I have Debezium in a container, capturing all changes of PostgeSQL database records. But i am unable to understand couple of things regarding how Debezium works. If Debezium starts for the first time it takes a snapshot of the database and then starting streaming based on WAL file accordantly to the Debezium documentation.:
PostgreSQL normally purges write-ahead log (WAL) segments after some period of time. This means that the connector does not have the complete history of all changes that have been made to the database. Therefore, when the PostgreSQL connector first connects to a particular PostgreSQL database, it starts by performing a consistent snapshot of each of the database schemas. After the connector completes the snapshot, it continues streaming changes from the exact point at which the snapshot was made. This way, the connector starts with a consistent view of all of the data, and does not omit any changes that were made while the snapshot was being taken.
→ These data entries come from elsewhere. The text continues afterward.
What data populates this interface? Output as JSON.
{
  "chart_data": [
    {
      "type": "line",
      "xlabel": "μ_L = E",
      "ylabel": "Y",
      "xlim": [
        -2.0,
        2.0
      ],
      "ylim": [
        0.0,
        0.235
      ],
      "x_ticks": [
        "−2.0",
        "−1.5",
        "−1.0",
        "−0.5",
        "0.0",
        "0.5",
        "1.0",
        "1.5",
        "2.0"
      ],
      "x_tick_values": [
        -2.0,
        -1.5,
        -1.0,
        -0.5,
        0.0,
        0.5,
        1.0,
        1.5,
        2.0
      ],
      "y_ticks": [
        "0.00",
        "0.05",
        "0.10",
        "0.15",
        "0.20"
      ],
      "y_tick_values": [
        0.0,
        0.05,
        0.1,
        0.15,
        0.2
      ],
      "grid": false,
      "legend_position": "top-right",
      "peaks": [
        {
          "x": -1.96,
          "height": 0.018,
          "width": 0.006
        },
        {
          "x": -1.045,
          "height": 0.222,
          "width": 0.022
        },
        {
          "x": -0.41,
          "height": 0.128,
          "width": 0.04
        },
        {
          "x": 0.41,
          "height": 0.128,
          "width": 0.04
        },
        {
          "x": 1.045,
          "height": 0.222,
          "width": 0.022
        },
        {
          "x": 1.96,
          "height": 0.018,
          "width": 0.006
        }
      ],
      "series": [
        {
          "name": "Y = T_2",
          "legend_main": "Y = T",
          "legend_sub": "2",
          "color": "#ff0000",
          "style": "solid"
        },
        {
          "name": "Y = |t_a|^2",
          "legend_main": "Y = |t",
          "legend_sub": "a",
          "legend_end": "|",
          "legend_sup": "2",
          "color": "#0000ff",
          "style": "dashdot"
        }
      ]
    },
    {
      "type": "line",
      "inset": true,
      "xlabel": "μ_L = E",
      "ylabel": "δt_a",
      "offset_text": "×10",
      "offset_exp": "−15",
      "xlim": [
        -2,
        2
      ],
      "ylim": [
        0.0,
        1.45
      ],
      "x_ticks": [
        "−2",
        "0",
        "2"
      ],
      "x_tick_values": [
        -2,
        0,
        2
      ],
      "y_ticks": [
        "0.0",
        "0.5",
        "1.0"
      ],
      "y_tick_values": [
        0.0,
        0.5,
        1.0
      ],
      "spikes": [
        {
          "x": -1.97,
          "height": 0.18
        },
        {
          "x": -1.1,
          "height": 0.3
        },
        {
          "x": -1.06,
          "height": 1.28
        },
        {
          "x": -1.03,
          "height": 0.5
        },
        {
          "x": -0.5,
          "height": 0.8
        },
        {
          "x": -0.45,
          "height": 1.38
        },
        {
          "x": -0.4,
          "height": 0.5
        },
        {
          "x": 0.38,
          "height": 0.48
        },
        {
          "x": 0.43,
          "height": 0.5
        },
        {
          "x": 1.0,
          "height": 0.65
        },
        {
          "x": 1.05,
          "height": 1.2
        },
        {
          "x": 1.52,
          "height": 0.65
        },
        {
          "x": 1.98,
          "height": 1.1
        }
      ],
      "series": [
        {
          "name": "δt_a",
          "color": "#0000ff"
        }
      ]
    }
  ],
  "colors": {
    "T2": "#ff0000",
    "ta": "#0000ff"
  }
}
The connector is tolerant of failures. As the connector reads changes and produces events, it records the WAL position for each event. If the connector stops for any reason (including communication failures, network problems, or crashes), upon restart the connector continues reading the WAL where it last left off. This includes snapshots. If the connector stops during a snapshot, the connector begins a new snapshot when it restarts.
But there is gap here, or maybe not. When the snapshot of the database is complete and then it is streaming from WAL file, if the connector goes down and until it goes up the WAL is purged/flushed, how Debezium ensuring data integrity?
Since Debezium is using a replication slot on PG, Debezium constantly sends back to PG the information up to which LSN it has consumed so that PG can flush the WAL files. Now, this information is stored in the table pg_replication_slots
. When Debezium starts up again, it reads the restart_lsn
from that table and requests changes that happened before that value. This is how Debezium is ensuring data integrity.
Not that if for some reason, that LSN is not available in the WAL files, there is no way to get it back, meaning data loss has happened.